Human liver: itraconazole is metabolized primarily in the liver. As in patients with impaired hepatic function a complete T 1/2 itraconazole increased slightly, it is recommended to monitor the itraconazole concentration in plasma and adjust the dose if necessary.
Impaired renal function: As patients with renal insufficiency, a complete T 1/2 itraconazole increased slightly, it is recommended to monitor the itraconazole concentration in plasma and adjust the dose if necessary.
Patients with immunodeficiency: itraconazole bioavailability when given orally can be reduced in some patients with compromised immune systems, such as in neutropenic patients with AIDS or undergoing organ transplants.
Patients with systemic fungal infections that threaten life due to pharmacokinetic characteristics Orungal ® in capsule form is not recommended to start the treatment of systemic mycoses, threatening the patients life.
AIDS: the physician must evaluate the need for the appointment of maintenance therapy to AIDS patients who have received prior treatment for systemic fungal infections such as sporotrichosis, blastomycosis, histoplasmosis or cryptococcosis (meningeal how and nemeningealnogo), in which there is a risk of recurrence.
Clinical data on the use of capsules Orungal ® limited in pediatric patients.

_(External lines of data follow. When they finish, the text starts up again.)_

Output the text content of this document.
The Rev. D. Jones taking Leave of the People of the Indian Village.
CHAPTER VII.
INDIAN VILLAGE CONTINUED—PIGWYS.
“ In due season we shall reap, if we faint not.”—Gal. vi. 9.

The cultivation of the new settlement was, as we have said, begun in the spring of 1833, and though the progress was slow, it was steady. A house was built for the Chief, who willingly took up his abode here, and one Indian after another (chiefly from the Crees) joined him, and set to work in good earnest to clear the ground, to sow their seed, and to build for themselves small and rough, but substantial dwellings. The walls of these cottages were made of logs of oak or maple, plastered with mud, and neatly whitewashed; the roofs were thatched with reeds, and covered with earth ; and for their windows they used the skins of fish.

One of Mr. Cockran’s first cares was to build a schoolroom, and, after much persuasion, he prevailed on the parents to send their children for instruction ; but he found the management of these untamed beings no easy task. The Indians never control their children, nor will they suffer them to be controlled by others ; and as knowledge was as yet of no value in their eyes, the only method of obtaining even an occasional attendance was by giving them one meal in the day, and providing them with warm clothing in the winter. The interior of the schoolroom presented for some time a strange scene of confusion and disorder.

Capsules Orungal ® should not be administered to children, except in cases when the expected benefits exceed the risks.
The treatment should be discontinued when a peripheral neuropathy, which may be associated with the reception of capsules Orungal ® .
No data on the cross-hypersensitivity to itraconazole and other azole antifungal agents.
No cases of overdose were reported Orungal.
Treatment: the accidental overdose during the first hour after ingestion should conduct gastric lavage and, if necessary, appoint activated carbon.
Itraconazole not appear in hemodialysis. There is no specific antidote.